En particulier, l’encadré de gauche détaille les capacités nouvelles conférées à l’objet « boite à pharmacie » afin d’obtenir des informations additionnelles au sujet des objets (par exemple dates d’expiration des objets) ; de connaître l’histoire de l'objet à l'intérieur de la boîte (par exemple depuis combien de temps l’objet a été stocké dans la boîte), d’accéder à distance au contenu actuel de la boîte et d’identifier qui a interagi avec la boîte. De plus, il est possible de surveiller discrètement le contenu de la boîte et de comparer le contenu actuel et le contenu désiré (indication des anomalies). Ce prototype utilise la technologie RFID pour identifier les médicaments.

Figure 7 : Le concept de « smart box » et l’application Smart Medicine Cabinet.

Comme exemple de smart object appliqué au domaine des vêtements, nous citons le concept smart clothing, dont le but est d’adapter un vêtement aux changements de l’environnement physique et aux besoins de son utilisateur afin de l’aider dans des scénarios d’interaction prédéfinis [Rantanen et al., 2002]. Ainsi, le vêtement peut agir comme un médium de communication afin d’alerter l’utilisateur dans cas d’une situation particulière (situation d’urgence, …), il peut agir aussi comme une plate-forme offrant de l’information en fonction du contexte (aide professionnelle, aide pour des personnes ciblées, …) en utilisant une interface intégrée naturellement au vêtement. Comme une application étendue du concept de smart object, nous citons le concept d’habitat intelligent pour la santé, qui vise à intégrer des capteurs et des actionneurs pour « suivre » les occupants, communiquer avec eux, et assister intelligemment les occupants dans l’accomplissement des tâches journalières et répétitives [Noury et al., 2003].

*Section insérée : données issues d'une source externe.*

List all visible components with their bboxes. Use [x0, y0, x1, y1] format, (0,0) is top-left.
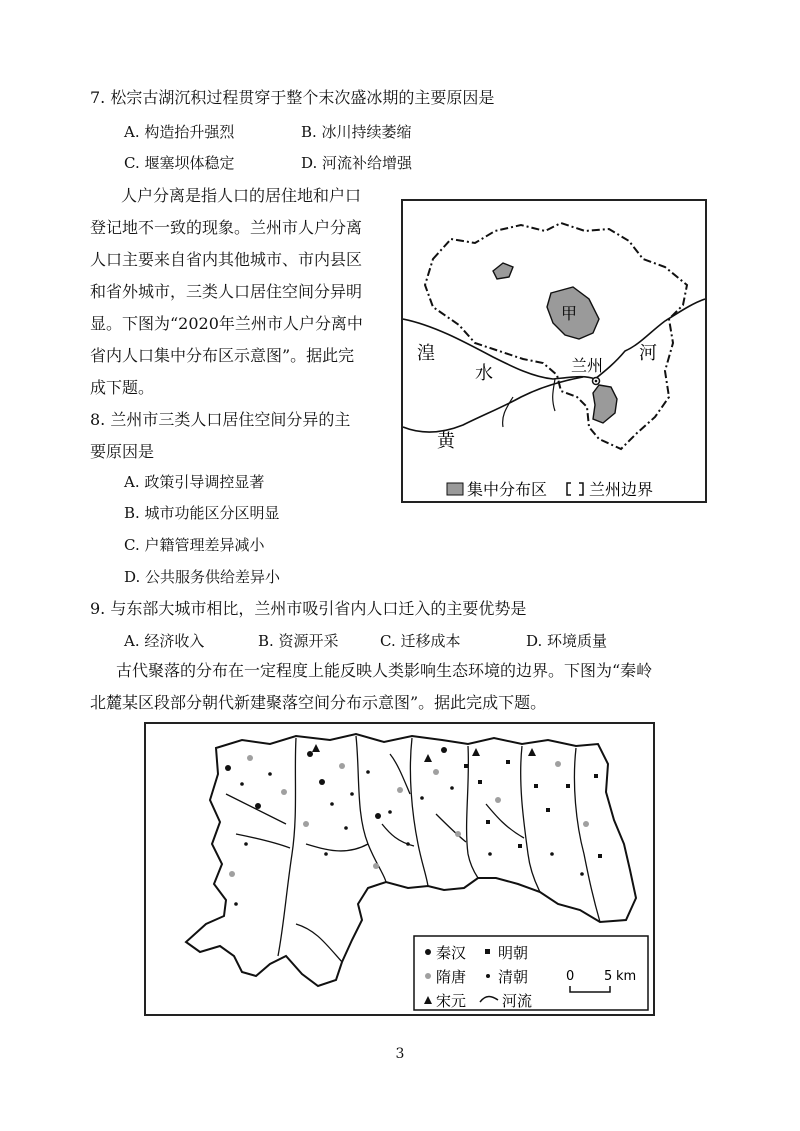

En résumé, nous pouvons conclure que le nouveau paradigme d’objets communicants ou smart objects s’appuie sur la possibilité d'inclure de nouvelles capacités dans un objet lui permettant de répondre à des demandes d’information faites par des entités intéressées ou de demander de l’information à d’autres entités. Egalement, l’objet peut invoquer des actions complexes, dépendant de sa nature et du contexte, pratiquement n'importe où et à tout moment, grâce à l’utilisation de technologies de

communication Internet, en pouvant ainsi transformer progressivement notre manière de vivre et travailler dans une « société d’objets » nouvellement constituée.